Said Stairs: "It seems like every time I've come up in those situations, I think home run. That's what I do best. I feel comfortable in those situations. It gives you a lot of adrenaline."
Doug Jones (3-3) got the victory after blowing a save in the top of the ninth. He was one out away from closing it out when Magglio Ordonez connected for his 26th homer, a solo shot that tied it at 5.
Keith Foulke (1-3) walked Jaha with two outs in the bottom half, and Stairs drove 2-0 pitch deep into the right-field seats.
Foulke said he tried to get a changeup past Stairs.
"It's one of my best pitches but I got burnt on it today," he said. "I made it easy for them with the walk before that."
Stairs, who also had game-ending home runs May 15 against Minnesota and May 31 against Tampa Bay, said he was indeed looking for the changeup after getting ahead of Foulke.
"He's not going to groove a fastball," Stairs said. "I was actually sitiing on the change the first two pitches. Then, I got ahead of him.
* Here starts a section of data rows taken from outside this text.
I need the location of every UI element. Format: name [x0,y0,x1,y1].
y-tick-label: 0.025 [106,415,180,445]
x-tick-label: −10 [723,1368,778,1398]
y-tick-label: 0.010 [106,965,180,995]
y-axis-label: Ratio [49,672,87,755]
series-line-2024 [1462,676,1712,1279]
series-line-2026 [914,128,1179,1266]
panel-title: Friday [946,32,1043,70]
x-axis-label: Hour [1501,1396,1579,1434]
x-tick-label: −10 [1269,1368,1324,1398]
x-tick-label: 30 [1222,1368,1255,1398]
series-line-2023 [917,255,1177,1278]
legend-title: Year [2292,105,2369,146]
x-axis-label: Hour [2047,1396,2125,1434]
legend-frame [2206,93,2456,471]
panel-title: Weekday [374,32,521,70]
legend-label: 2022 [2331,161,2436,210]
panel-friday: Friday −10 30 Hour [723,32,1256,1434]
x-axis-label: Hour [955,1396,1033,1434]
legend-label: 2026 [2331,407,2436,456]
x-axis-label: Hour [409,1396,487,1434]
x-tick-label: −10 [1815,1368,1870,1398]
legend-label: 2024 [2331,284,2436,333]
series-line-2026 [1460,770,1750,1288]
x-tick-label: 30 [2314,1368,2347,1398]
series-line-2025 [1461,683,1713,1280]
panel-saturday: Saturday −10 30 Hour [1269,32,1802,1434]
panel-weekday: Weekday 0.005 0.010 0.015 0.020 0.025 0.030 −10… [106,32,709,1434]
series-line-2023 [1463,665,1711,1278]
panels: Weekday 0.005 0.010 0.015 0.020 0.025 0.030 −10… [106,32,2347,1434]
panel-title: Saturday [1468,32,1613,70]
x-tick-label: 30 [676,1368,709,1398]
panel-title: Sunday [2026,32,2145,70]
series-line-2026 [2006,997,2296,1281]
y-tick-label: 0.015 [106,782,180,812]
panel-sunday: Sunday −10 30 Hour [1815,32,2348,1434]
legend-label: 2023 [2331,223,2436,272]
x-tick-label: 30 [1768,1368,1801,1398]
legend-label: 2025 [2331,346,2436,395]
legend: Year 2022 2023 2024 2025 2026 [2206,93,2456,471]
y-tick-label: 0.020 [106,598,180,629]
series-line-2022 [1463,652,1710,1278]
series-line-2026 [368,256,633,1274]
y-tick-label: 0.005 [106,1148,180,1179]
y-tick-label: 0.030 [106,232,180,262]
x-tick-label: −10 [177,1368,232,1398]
In that situation I look for certain pitches and it seems like I've been getting them."
Oakland improved to 9-1 on its homestand and a season-high nine games above .500 (60-51) for the first time since winning the AL West with a 96-66 record in 1992.
The last time the A's had a four-game sweep of the White Sox was in May 1970, when they turned the trick at Comiskey Park. This was Oakland's first four-game sweep of Chicago at home.
Oakland trailed 4-0 before surging in front with a five-run sixth inning, getting a go-ahead, three-run double from Miguel Tejada.
Jason Giambi followed with an RBI double, extending his hitting streak to 16 games, and Jaha beat out an infield single.
Stairs then hit a bouncer down the first-base line and Frank Thomas made a scoop and missed it. The ball rolled into right field and Giambi scored, Jaha went to third and Stairs reached.
"We basically gave the ballgame away with those extra outs we gave them," Chicago manager Jerry Manuel said. "That was pretty much the turning point. You can't give those guys that many outs."
Tim Hudson allowed four runs on seven hits in 4 2-3 innings, his shortest outing in 12 starts for Oakland since his June 7 promotion from Triple-A Vancouver. He struck out four and walked three.